Methods: Structured psychosocial assessments were completed with 279 Missouri adolescents in residential care who were lifetime inhalant users. Latent class analysis was used to identify subtypes of adolescent inhalant users differing in their desistance motivations. Empirically identified subtypes of adolescent inhalant desistors were compared across demographic and clinical characteristics.
Results: A model with 4 latent classes evidenced the best empirical and conceptual fit. Class 4 inhalant users evidenced high frequency inhalant use, significant psychiatric symptoms, were disproportionately female, poor, and non-white, and had the highest levels of agreement with all desistance motivations. Class 2 inhalant users evidenced the lowest frequency of inhalant use, psychiatric comorbidity, and the lowest levels of all desistance motivations.
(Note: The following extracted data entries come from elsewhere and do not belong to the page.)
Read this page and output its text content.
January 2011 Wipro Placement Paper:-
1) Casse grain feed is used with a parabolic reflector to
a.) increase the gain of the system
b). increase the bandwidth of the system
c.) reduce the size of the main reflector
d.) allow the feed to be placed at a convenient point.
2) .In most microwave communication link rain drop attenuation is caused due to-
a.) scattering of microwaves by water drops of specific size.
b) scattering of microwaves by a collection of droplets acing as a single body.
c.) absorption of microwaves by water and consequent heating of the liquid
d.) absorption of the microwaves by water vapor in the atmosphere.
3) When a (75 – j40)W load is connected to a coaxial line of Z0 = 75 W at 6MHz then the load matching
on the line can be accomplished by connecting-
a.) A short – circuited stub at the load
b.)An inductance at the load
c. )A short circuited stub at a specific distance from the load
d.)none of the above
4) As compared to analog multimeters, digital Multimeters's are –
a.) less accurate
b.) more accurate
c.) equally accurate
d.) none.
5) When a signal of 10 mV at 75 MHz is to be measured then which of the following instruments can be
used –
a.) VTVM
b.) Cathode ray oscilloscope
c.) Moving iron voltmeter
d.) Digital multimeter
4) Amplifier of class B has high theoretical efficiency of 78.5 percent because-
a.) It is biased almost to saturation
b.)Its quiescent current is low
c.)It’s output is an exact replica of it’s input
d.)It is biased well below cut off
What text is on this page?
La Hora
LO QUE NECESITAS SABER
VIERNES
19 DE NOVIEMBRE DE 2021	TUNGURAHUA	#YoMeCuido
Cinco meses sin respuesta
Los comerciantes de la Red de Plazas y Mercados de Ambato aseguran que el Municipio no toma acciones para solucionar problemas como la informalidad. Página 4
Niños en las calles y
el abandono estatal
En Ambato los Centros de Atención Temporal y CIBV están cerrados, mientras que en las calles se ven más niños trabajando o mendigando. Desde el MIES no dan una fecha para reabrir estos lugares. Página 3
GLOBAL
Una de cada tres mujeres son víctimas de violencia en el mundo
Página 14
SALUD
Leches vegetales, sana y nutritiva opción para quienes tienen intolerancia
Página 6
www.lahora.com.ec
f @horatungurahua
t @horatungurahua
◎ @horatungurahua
Classes 1 and 3 endorsed similar levels of desistance motivations, but Class 1 exhibited greater dysfunction with regard to frequency of inhalant use, suicidality, callous/unemotional personality traits, and antisocial attitudes.
Conclusions and Implications: This typology of inhalant user subtypes differing in their reasons for ceasing inhalant use and associated demographic and clinical profiles contributes to current understanding of natural recovery processes in adolescent inhalant users. Current findings suggest that prevention and treatment interventions should strive to increase youth's awareness of the harmful health consequences of inhalant use and to enhance their feeling and perception that “a change is needed,” and thereby encourage youth to cease their inhalant use earlier, before they suffer serious adverse medical or social consequences of such use.